When I got out I worked as a janitor. I had good luck, and made a killing on the horses at Tiajuana [sic], so I had a big bank account. But I wasn't used to handling money, and first thing I knew I got arrested for being $500 overdrawn. They sent me to Folsom again, and I served five years.
After I got out of prison I couldn't get a job. My prison record was too much for me. So then—
Well, the officers claim that I held up a couple of trains. I'm not talking about those holdups now. When I get into court I'll tell my story. Maybe, if I tell them my life story, they'll think I had a right to be an outlaw.

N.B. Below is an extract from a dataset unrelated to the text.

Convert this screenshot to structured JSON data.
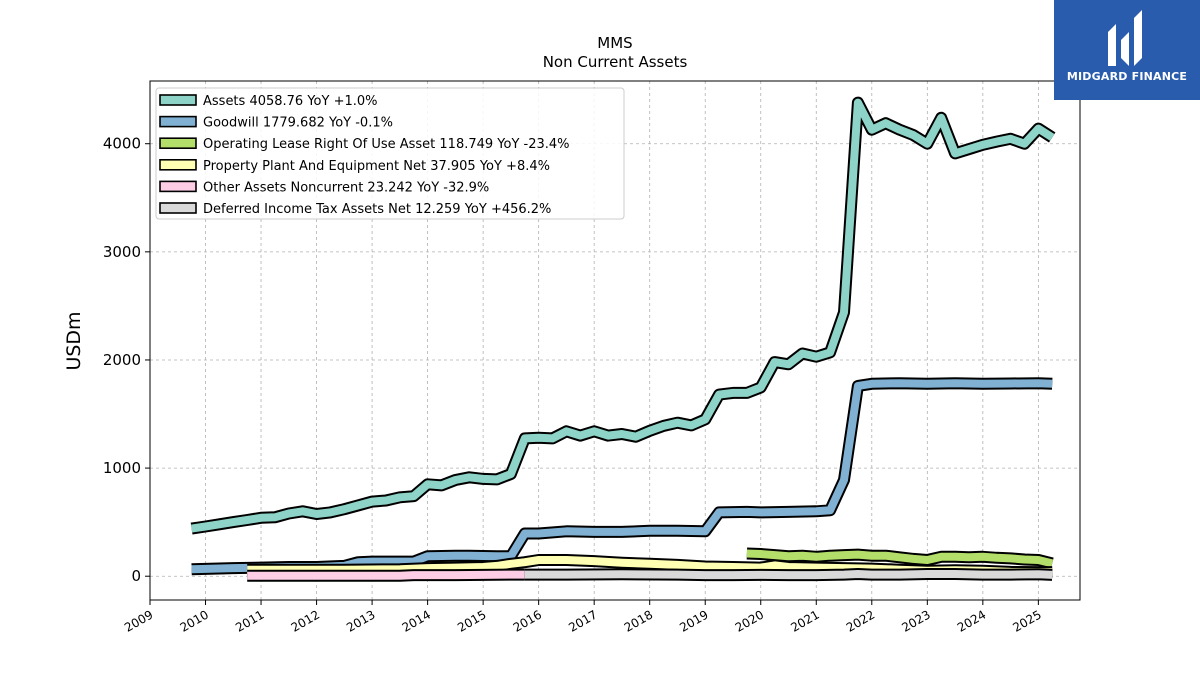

What I finally did do was come here to try to get a job at Pawnee Bill's ranch. And I'd only been here a couple of hours when they arrested me for those two holdups.
And there's my story. You can decide for yourself whether I ought to be called one of the bad men of the west.
Notes.
1. Cement, Calif., was a company town in today's Fairfield, established by the Pacific Portland Cement Co. It dried up in 1927 and became a ghost town.
2. Buffalo Vernon was a champion bulldogger at Pendleton, but the years in this story don't add up. He says he arrived in California in 1908 and then did a three-year prison stretch followed by two years in the cavalry before rodeoing at Pendleton. But according to the Pendleton Round-Up centennial anthology, Buffalo Vernon participated in the first Round-Up in 1910. "Buffalo Vernon [was a] champion steer bulldogger in 1911 and winner of $75. That year he won money, but the year before he won prestige when he first demonstrated to Pendleton crowds the art of wrestling a steer to the ground and holding its lip between his teeth to keep it down. At the closing night's dance, Vernon must have beamed brighter than the loud yellow shirt that fans tore from his back and ripped into souvenirs" (Pendleton Round-Up at 100, 2010:181). He's not mentioned in the Pendleton book after 1911. We'd almost be inclined to think "our" Tom might have assumed Buffalo Tom's identity, were it not for the corroboration of Pawnee Bill.
3. Cox served nonconsecutive terms as Ohio governor: Jan. 13, 1913, to Jan. 11, 1915; and Jan. 8, 1917, to Jan. 10, 1921.